A report by the Australian Bureau of Resources and Energy Economics (BREE) released in March 2013 showed that labour productivity in the Australian mining sector had declined by close to 50% since 2001 (see figure 1). While these findings are dramatic they did identify that it was attributable in part to the incapability of productivity measurements to take into account mining specific variables over this time, such as declining feed grade.
Adjusting for factors such as declining grades and volatility in commodity prices actually indicated that multi-factor productivity (MFP) had risen slightly between 1985 and 2010 but this just highlights another major consideration for the mining industry, that we are facing ever declining feed grades and quality and need to be making considerable investment simply to keep up. The upshot of this is that while value has been added the declining grades mean that more energy is required to sustain productivity and consequently the energy productivity has declined. (See figure 2).
A recent report by PwC has again raised the issue that mining organisations should be focusing on increasing productivity, rather than simply focusing on reducing costs. The report demonstrates that no longer can miners focus on expansion at any price – the so called “volume frenzy”- and simply rely on high commodity prices to maintain profitability and deliver shareholder returns. Rather, fluctuating commodity prices combined with a ballooning cost base have reduced profits and challenged asset values. This has prompted an urgent need for better capital investment disciplines as well as a closer focus on productivity.
What is clear from all of these statistics is that at some point in the very near future mining organisations need to shift focus from cutting costs to promoting productivity. This has been recognised by industry leaders such as Andrew Mackenzie, CEO of BHPB quoting “We’ve put an extreme focus on issues of productivity and capital discipline, which really are very close to my heart.” In AFR Boss, March 2013 and Mark Cutafani, CEO of Anglo American saying “we must work with each other to create a new set of mining models that deliver step-changes in cost and other key performance metrics”. However, making that change in thinking is much harder in practice.
A report on mining business risk by Ernst and Young highlighted this recognition. Productivity is now seen as the greatest risk to growth in the sector ahead of capital allocation and social licence to operate. The question is, what is the best way to promote the structural changes that are needed to generate these productivity improvements?

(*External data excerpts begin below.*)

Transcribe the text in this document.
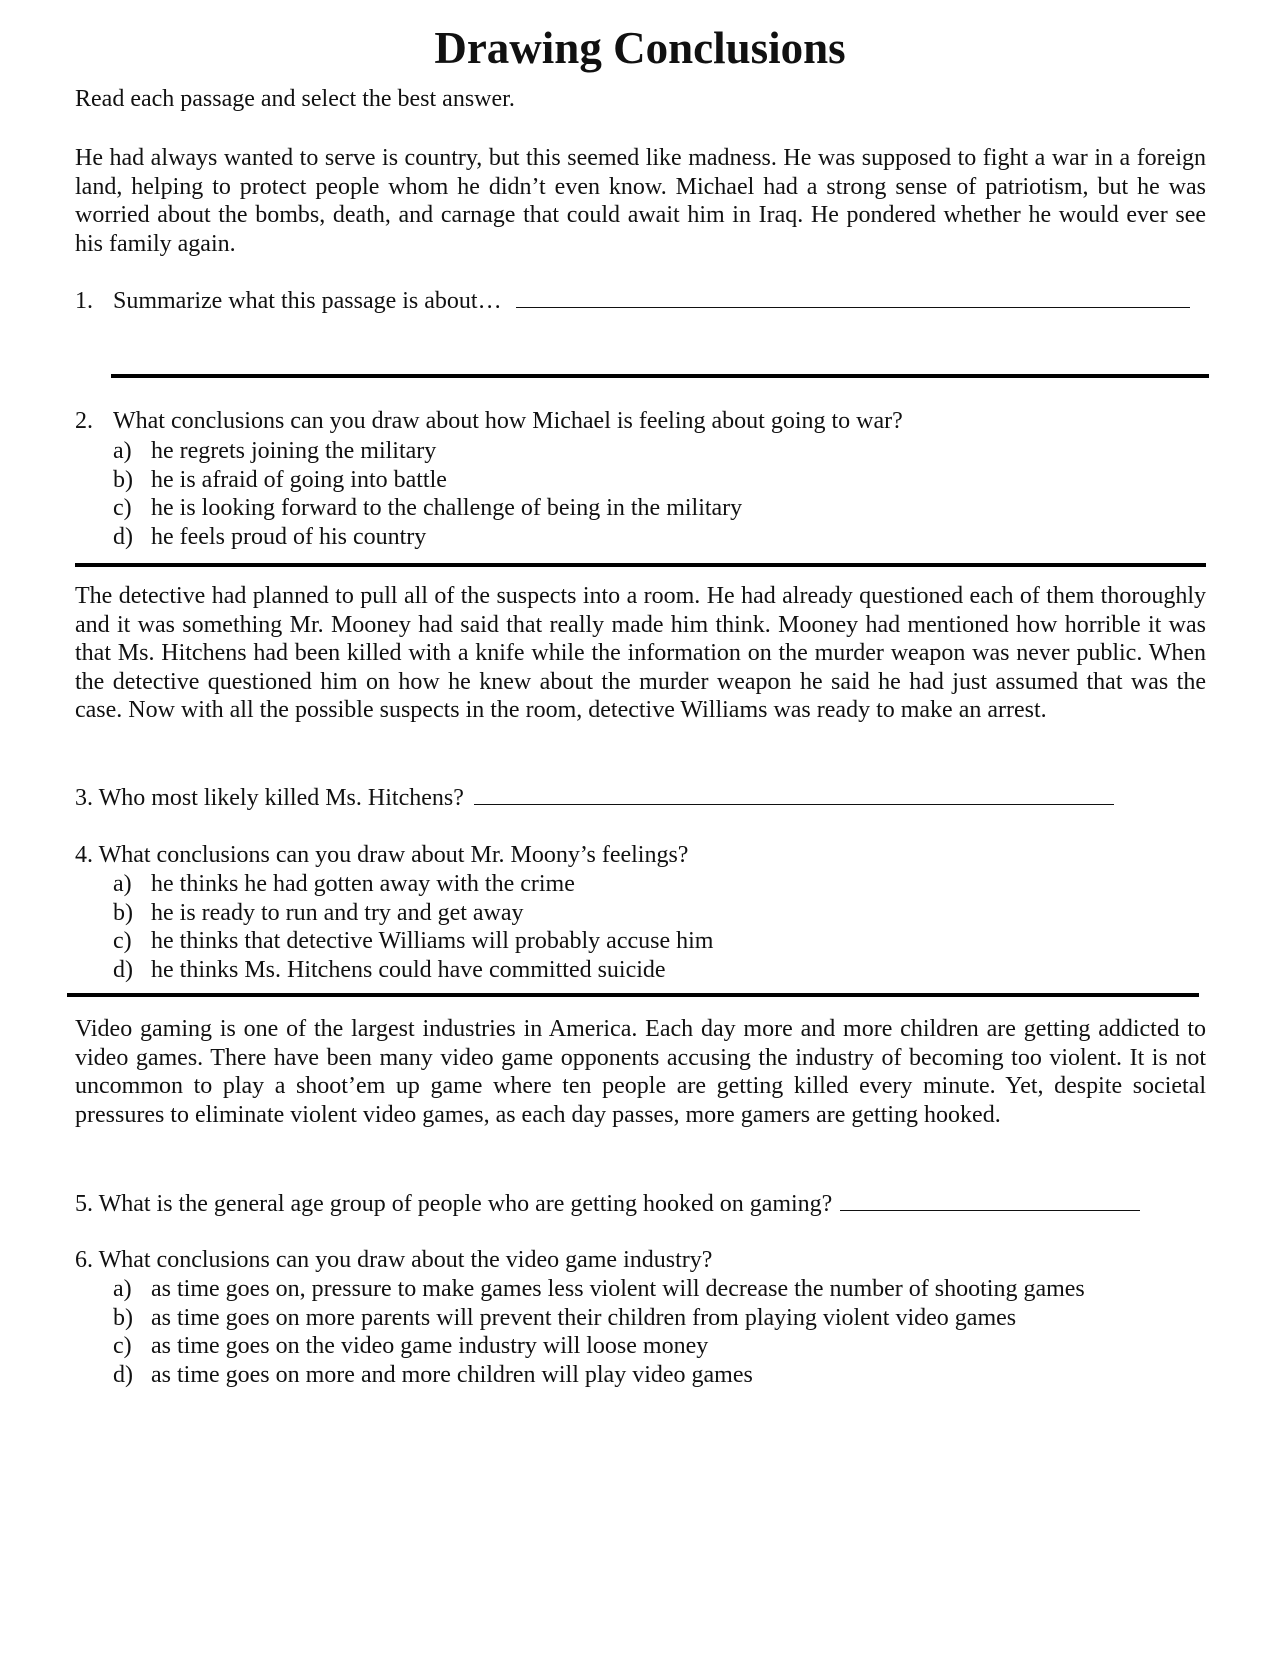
Drawing Conclusions
Read each passage and select the best answer.
He had always wanted to serve is country, but this seemed like madness. He was supposed to fight a war in a foreign land, helping to protect people whom he didn’t even know. Michael had a strong sense of patriotism, but he was worried about the bombs, death, and carnage that could await him in Iraq. He pondered whether he would ever see his family again.
1. Summarize what this passage is about…
2. What conclusions can you draw about how Michael is feeling about going to war?
a) he regrets joining the military
b) he is afraid of going into battle
c) he is looking forward to the challenge of being in the military
d) he feels proud of his country
The detective had planned to pull all of the suspects into a room. He had already questioned each of them thoroughly and it was something Mr. Mooney had said that really made him think. Mooney had mentioned how horrible it was that Ms. Hitchens had been killed with a knife while the information on the murder weapon was never public. When the detective questioned him on how he knew about the murder weapon he said he had just assumed that was the case. Now with all the possible suspects in the room, detective Williams was ready to make an arrest.
3. Who most likely killed Ms. Hitchens?
4. What conclusions can you draw about Mr. Moony’s feelings?
a) he thinks he had gotten away with the crime
b) he is ready to run and try and get away
c) he thinks that detective Williams will probably accuse him
d) he thinks Ms. Hitchens could have committed suicide
Video gaming is one of the largest industries in America. Each day more and more children are getting addicted to video games. There have been many video game opponents accusing the industry of becoming too violent. It is not uncommon to play a shoot’em up game where ten people are getting killed every minute. Yet, despite societal pressures to eliminate violent video games, as each day passes, more gamers are getting hooked.
5. What is the general age group of people who are getting hooked on gaming?
6. What conclusions can you draw about the video game industry?
a) as time goes on, pressure to make games less violent will decrease the number of shooting games
b) as time goes on more parents will prevent their children from playing violent video games
c) as time goes on the video game industry will loose money
d) as time goes on more and more children will play video games
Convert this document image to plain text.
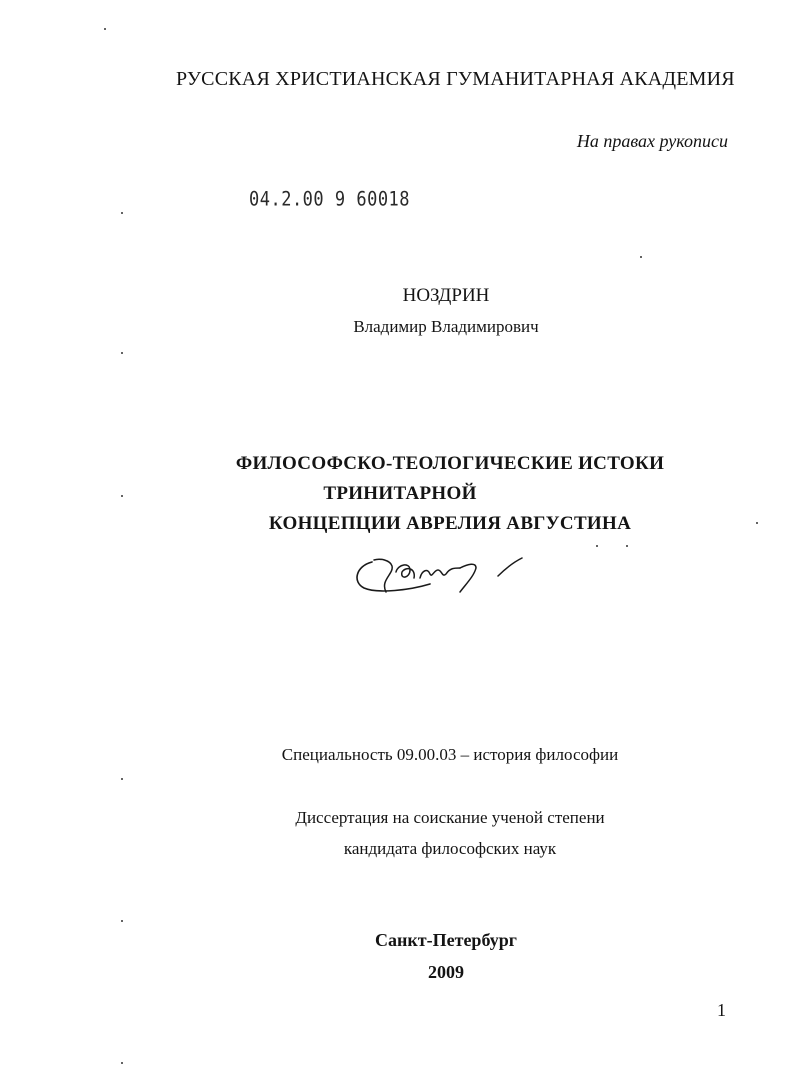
РУССКАЯ ХРИСТИАНСКАЯ ГУМАНИТАРНАЯ АКАДЕМИЯ
На правах рукописи
04.2.00 9 60018
НОЗДРИН
Владимир Владимирович
ФИЛОСОФСКО-ТЕОЛОГИЧЕСКИЕ ИСТОКИ
ТРИНИТАРНОЙ
КОНЦЕПЦИИ АВРЕЛИЯ АВГУСТИНА
Специальность 09.00.03 – история философии
Диссертация на соискание ученой степени
кандидата философских наук
Санкт-Петербург
2009
1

The underlying themes for productivity improvements that we keep seeing revolve around understanding the fundamentals of processing at a much higher level. The work done by groups like CRC ORE with developments such as Grade Engineering and by various groups in geometallurgy systems development are a step in the right direction but need further development to gain widespread support in the industry.

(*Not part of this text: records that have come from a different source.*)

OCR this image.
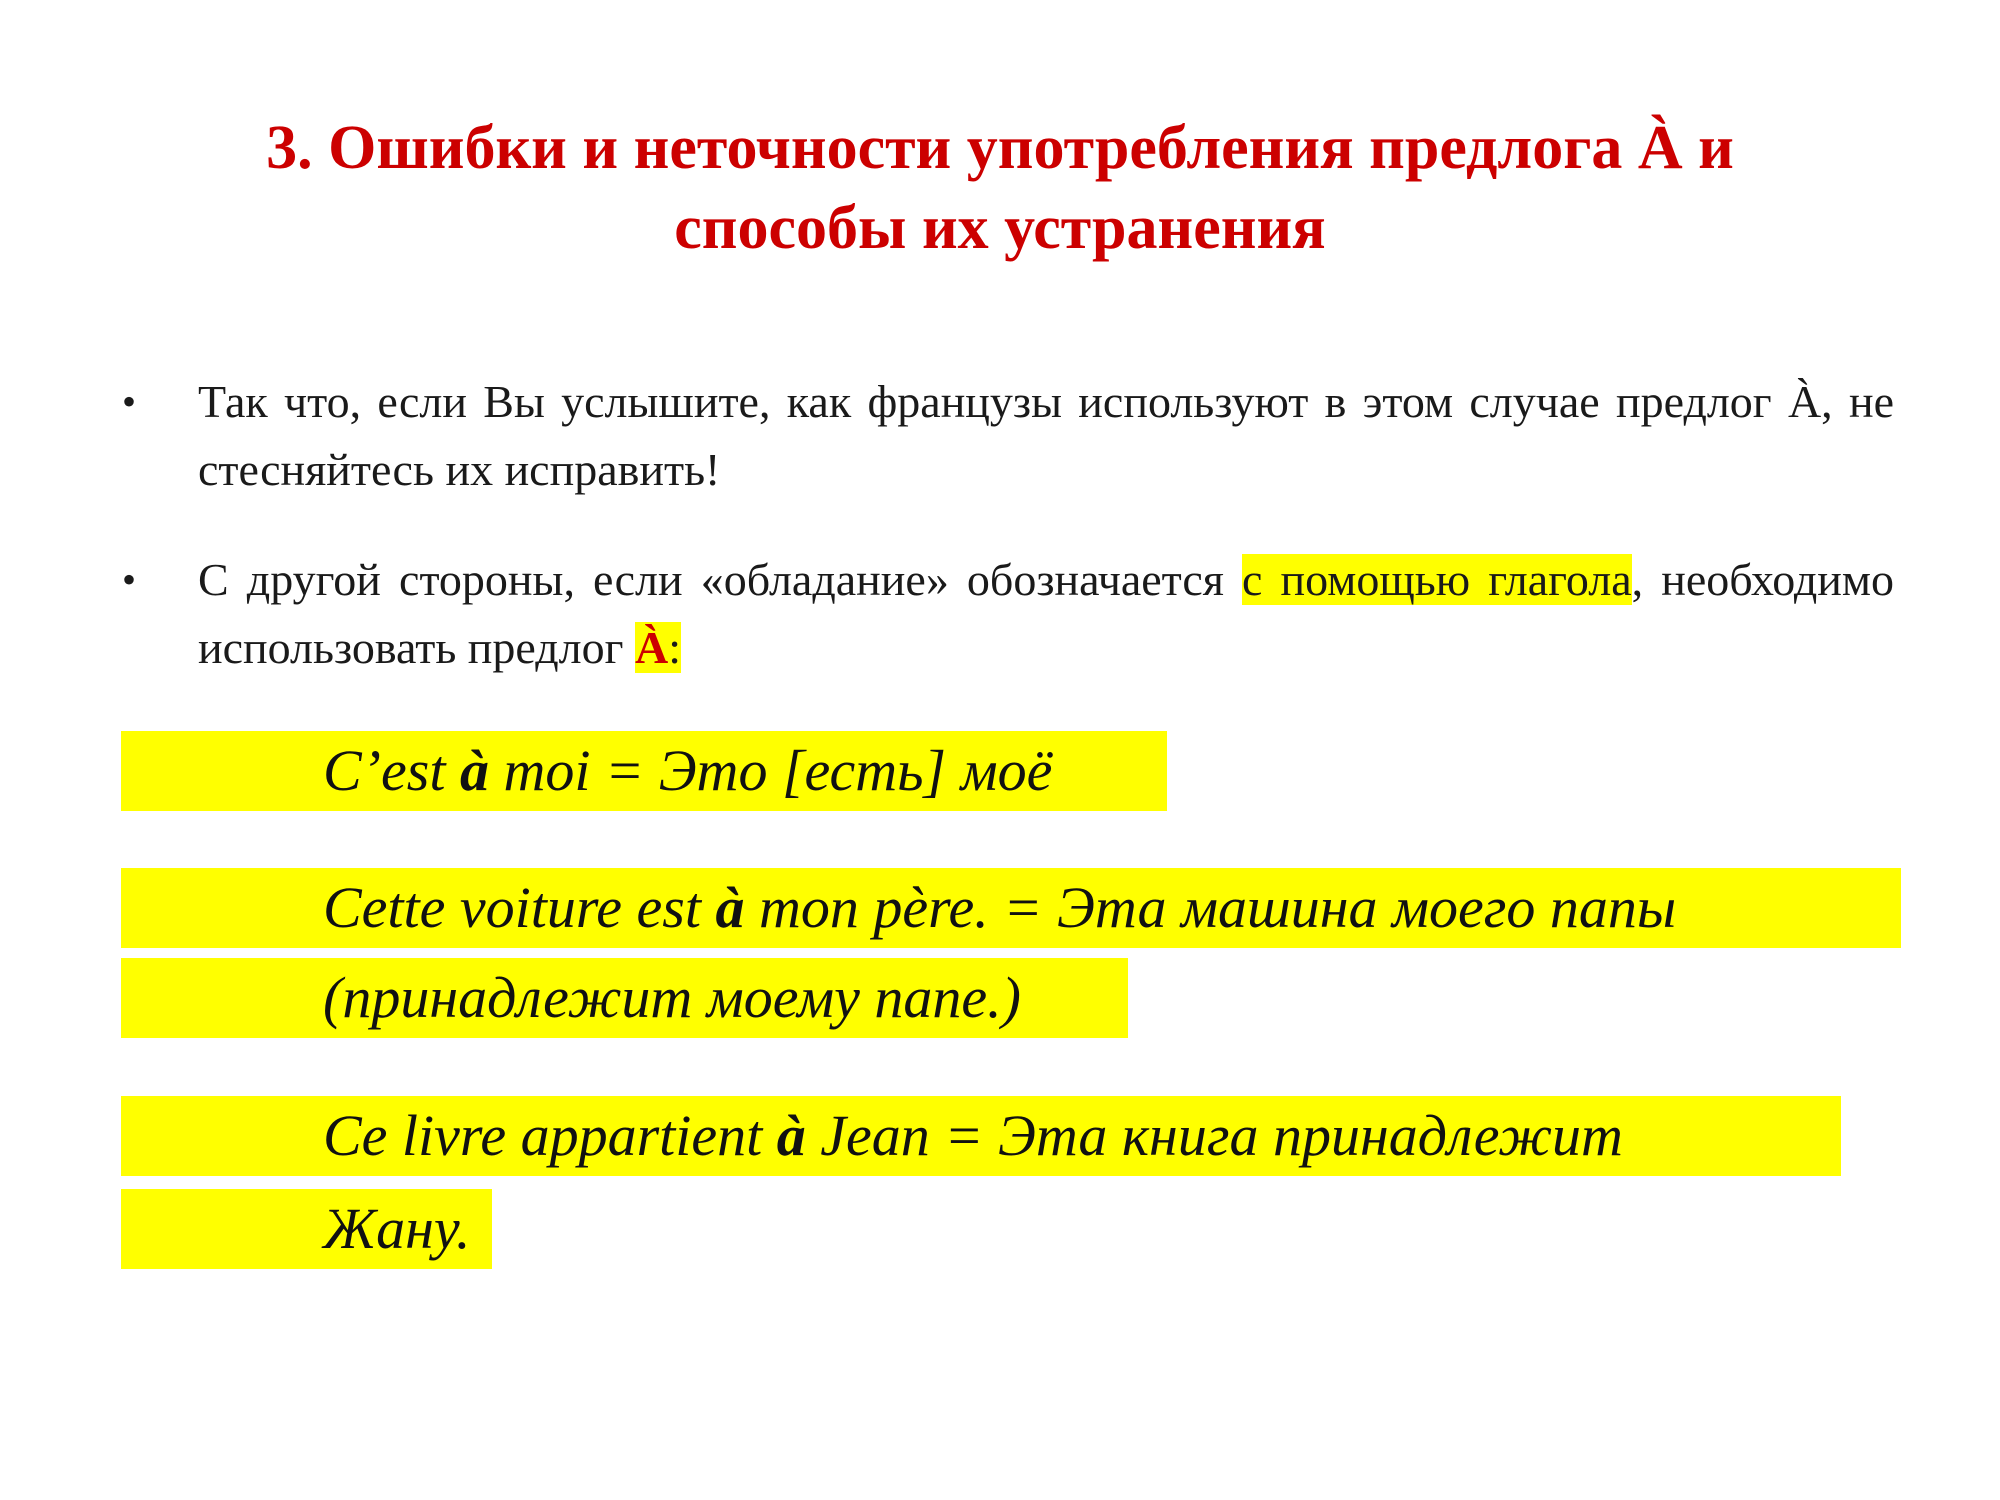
3. Ошибки и неточности употребления предлога À и
способы их устранения
• Так что, если Вы услышите, как французы используют в этом случае предлог À, не стесняйтесь их исправить!
• С другой стороны, если «обладание» обозначается с помощью глагола, необходимо использовать предлог À:
C’est à moi = Это [есть] моё
Cette voiture est à mon père. = Эта машина моего папы
(принадлежит моему папе.)
Ce livre appartient à Jean = Эта книга принадлежит
Жану.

One thing that is consistent is that step-change technical breakthroughs in productivity need to have a much better fundamental understanding of the feed material for operations. Forward thinking companies have made good investments in process mineralogy and ore body characterisation in recent years but to make a significant impact this needs to become mainstream. For low grade complex deposits a sound understanding of the mineralogy can drive effective process development at lower risk, which is a level of understanding we will need more and more in coming years.